I approached the piano-shaped monument from the sloping side of its opened lid. I couldn’t see any sword, but the lid could easily have been concealing it. I looked around once more, saw no one, made a dumb show of examining my watch, and when it was seven o’clock exactly I stepped up to the marble piano and looked beneath its open lid.

There was plenty of room for a three-or-four-foot sword. There was also plenty of room for the man who lay curled up there. I jumped, but he didn’t move. He didn’t move because his throat had been cut but there was no blood on the marble. His face was no longer pink. It was a pale, almost waxy white. His gray eyes were open and so was his mouth with its matching gray teeth. He still wore his gray tweed jacket with the black patches on the sleeves and on the crown of his head there was still the thick white scar that I had last seen when he had bent down to pick up the drink that he had knocked out of my hand at the Black Thistle.

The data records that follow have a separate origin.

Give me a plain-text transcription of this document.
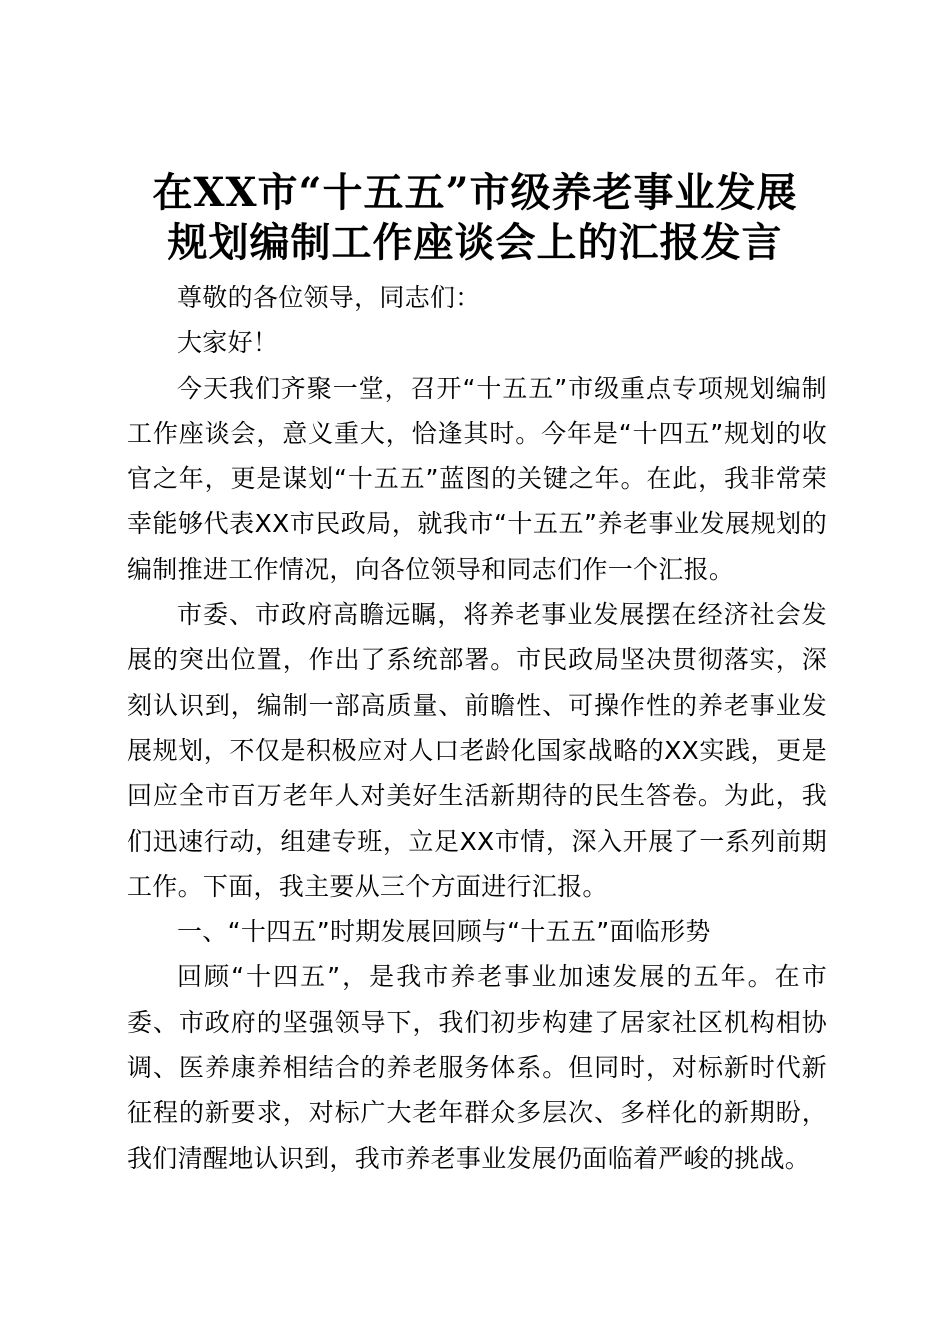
在XX市“十五五”市级养老事业发展
规划编制工作座谈会上的汇报发言

尊敬的各位领导，同志们：

大家好！

今天我们齐聚一堂，召开“十五五”市级重点专项规划编制工作座谈会，意义重大，恰逢其时。今年是“十四五”规划的收官之年，更是谋划“十五五”蓝图的关键之年。在此，我非常荣幸能够代表XX市民政局，就我市“十五五”养老事业发展规划的编制推进工作情况，向各位领导和同志们作一个汇报。

市委、市政府高瞻远瞩，将养老事业发展摆在经济社会发展的突出位置，作出了系统部署。市民政局坚决贯彻落实，深刻认识到，编制一部高质量、前瞻性、可操作性的养老事业发展规划，不仅是积极应对人口老龄化国家战略的XX实践，更是回应全市百万老年人对美好生活新期待的民生答卷。为此，我们迅速行动，组建专班，立足XX市情，深入开展了一系列前期工作。下面，我主要从三个方面进行汇报。

一、“十四五”时期发展回顾与“十五五”面临形势

回顾“十四五”，是我市养老事业加速发展的五年。在市委、市政府的坚强领导下，我们初步构建了居家社区机构相协调、医养康养相结合的养老服务体系。但同时，对标新时代新征程的新要求，对标广大老年群众多层次、多样化的新期盼，我们清醒地认识到，我市养老事业发展仍面临着严峻的挑战。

There was no sword. I made sure of that. Then I backed away from the dead man. I backed away until I came to the path. Then I turned and ran all the way to the statue of Karl Marx and past that to the waiting Rolls-Royce.

Chapter Fourteen

T
HE CROWD WAS BIG
enough for a small wake and the gloom was thick enough for a huge one. Five of us were gathered in the red room of the Belgravia mansion on Groom Place: the Nitry brothers, Eddie Apex, his wife Ceil, and I. We were all slumped into various Victorian chairs and sofas, forming a rough circle around the Roosevelt Hotel laundry bag that squatted, a bit reproachfully, I thought, on the floor where I had dropped it.